A large male otter was shot Sunday near Lake Connor Park in Lake Stevens, where the attack on the boy and his grandmother took place in late July, said DFW Capt. Alan Myers.
Three mother otters and their pups left the area after dogs were sent through, Myers said. But a male otter responded aggressively to the dogs and was shot after several attempts to traip him failed, Myers said.
Results of a necropsy are pending and may determine whether the animal had rabies or another illness that triggered the attacks.
TEXT AND VIDEO BELOW ARE FROM OUR AUG. 1 STORY
“I still can’t get his screams out of my head,” said Brice’s mother, Tabitha Moser. “Multiple lacerations all up and down, stitches on both of his arms and the back of his leg, and his whole thigh is wrapped up because it’s scratched completely.”
Brice is on heavy-duty antibiotics and rabies medication.
His family was out enjoying a sunny day along River Park. Brice played on the rope swing but out of nowhere the animal attacked.
“All of the sudden my son is screaming and he’s bobbing up and down in the water and as he comes up it’s all the way on top of his head,” said Tabitha.
But the otter’s attack didn’t end there. Brice’s grandmother, Lani, ran to help him but the animal turned on her: causing serious damage to the muscles around her eye.
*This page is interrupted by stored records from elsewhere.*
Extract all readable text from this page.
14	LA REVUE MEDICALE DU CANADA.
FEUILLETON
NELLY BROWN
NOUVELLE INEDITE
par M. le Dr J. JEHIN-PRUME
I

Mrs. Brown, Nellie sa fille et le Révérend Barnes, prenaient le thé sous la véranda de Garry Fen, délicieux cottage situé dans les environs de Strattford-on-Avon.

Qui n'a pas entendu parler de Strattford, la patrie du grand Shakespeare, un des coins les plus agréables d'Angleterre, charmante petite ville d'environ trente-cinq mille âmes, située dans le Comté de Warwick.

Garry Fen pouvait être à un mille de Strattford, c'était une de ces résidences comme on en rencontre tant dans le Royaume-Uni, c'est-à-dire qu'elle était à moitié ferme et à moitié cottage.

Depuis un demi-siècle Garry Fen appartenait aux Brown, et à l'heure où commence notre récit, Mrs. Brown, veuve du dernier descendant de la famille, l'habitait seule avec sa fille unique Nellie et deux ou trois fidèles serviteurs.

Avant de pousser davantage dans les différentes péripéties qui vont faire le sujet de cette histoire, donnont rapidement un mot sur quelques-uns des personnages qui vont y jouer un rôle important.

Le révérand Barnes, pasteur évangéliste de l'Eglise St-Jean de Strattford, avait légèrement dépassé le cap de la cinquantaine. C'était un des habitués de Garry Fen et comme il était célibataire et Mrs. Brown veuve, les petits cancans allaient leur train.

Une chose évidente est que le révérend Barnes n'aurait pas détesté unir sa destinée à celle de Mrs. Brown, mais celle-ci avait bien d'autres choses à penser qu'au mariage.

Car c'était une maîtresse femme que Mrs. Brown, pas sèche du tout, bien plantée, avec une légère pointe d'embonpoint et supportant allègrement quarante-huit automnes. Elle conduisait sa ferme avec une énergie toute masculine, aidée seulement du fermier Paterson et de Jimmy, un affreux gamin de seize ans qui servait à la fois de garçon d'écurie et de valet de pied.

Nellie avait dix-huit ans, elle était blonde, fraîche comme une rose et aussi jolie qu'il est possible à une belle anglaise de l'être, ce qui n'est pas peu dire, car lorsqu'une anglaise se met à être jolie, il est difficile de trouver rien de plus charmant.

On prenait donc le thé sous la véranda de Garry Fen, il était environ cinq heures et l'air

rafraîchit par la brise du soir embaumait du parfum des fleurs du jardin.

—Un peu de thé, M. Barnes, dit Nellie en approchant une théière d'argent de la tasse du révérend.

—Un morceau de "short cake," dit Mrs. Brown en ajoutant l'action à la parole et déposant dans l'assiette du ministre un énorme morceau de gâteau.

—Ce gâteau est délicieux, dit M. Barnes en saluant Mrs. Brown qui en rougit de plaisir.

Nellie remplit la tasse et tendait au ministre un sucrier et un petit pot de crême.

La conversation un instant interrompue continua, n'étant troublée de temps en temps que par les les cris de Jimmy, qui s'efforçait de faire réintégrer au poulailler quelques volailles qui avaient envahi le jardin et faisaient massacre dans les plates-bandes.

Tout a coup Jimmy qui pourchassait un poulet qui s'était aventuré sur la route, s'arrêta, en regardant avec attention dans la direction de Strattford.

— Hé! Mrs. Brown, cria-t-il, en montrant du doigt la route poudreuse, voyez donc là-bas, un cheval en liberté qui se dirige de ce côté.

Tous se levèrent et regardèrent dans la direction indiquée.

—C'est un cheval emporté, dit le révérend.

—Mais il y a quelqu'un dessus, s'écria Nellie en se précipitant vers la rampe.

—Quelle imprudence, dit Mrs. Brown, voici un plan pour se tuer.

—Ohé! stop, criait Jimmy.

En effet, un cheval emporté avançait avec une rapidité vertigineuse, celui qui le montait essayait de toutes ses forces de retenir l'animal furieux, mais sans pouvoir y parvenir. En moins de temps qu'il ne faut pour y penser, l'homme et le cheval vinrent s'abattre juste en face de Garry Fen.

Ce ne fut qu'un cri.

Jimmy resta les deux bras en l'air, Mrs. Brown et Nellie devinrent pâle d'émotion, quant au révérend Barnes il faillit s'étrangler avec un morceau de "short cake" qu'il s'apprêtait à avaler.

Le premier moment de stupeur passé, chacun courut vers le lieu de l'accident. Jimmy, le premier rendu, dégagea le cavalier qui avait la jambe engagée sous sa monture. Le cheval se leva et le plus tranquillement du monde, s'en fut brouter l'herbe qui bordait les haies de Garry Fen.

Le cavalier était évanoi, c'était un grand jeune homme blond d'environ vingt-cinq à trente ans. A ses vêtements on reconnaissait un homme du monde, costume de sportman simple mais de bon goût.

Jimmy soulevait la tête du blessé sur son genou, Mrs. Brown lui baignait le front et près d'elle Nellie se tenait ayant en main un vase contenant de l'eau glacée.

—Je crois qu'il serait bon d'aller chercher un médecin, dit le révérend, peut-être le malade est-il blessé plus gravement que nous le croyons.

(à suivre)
“She’s good,” said family member Dean Springer. “Lani, she saved Brice’s life.”
“If she hadn’t taken the brunt of it, if he had taken on the wounds that my mom did, I don’t know that he could have made it through,” said Tabitha.
Wildlife officials don’t know if the river otter was protecting its pups or its food source – and so far they haven’t located a den.
Brice’s grandfather Dean worries about others getting hurt and spent Thursday searching for the otter.
“Hoping to see the shadow of the otter so we could get it,” said Dean.
Lani was released from Harborview and Brice is still at Providence for observation.
Now Tabitha wants others to be on the lookout for the vicious otter.
“This is their habitat, this is where they live,” she said. “Be a little more cautious. I wish I was yesterday.”
Wildlife officials don’t know if the otter is rabid and they won’t know until they trap it.
Neighbors say Thursday’s incident wasn’t the first attack; someone riding on an inner tube was also attacked by an otter two weeks ago.